Just before the New York Stock Exchange went public in 2005, 1,366 brokers held seats, and now that’s down to only about 800, The New York Times reports. And in the next several weeks, the NYSE plans to close two trading rooms, reducing the trading floor to half the size its was at its peak in the 1990s.
Some even believe the NYSE is being reduced to a backdrop for financial TV shows, with most trades moving to electronic trading networks. In fact, as recently as 2004, 80% of trades for the stocks listed on the exchange took place on the floor, and today that’s less than 50%. Specialists now take part in only one out of every 30 trades, down from one out of seven five years ago.

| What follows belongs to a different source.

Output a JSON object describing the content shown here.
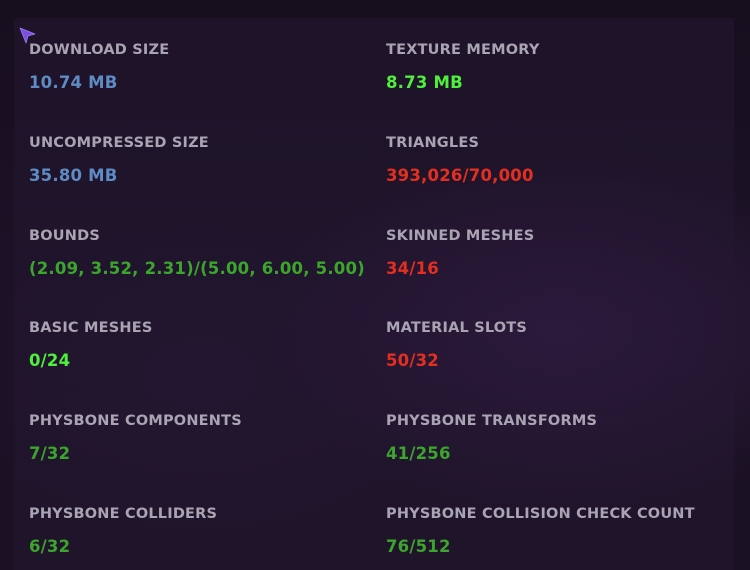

“It is certainly not as crowded as it used to be,” said Doreen Mogavero, a floor broker.
“The floor as we knew it is dead,” said James Angel, an associate professor of finance at Georgetown University. “The old days when Billy would trade with Vinny and swap information about orders so that they could get a better price for their customer are gone.”
As an indication of the demise of the NYSE, one of the most prominent specialist firms at the exchange, LaBranche, reported a loss of $370 million in the second quarter.
“Until the specialists and the brokers can make a satisfactory return on their investment on the floor, everything is in question,” said Patrick Healy, chief executive officer of Issuer Advisory Group. “Whether the floor can survive is a 50-50 proposition. The answer is, we’ll know soon.”
But executives at the 104-year-old exchange maintain its future is certain. “We intend to have the floor as part of our market model as far as we can see out into the future,” said Duncan Niederauer, president of NYSE Euronext, the parent company of the NYSE. “There are certain things that computers can’t do.” Niederauer also said that he doesn’t expect the NYSE to reduce the size of its floor any more.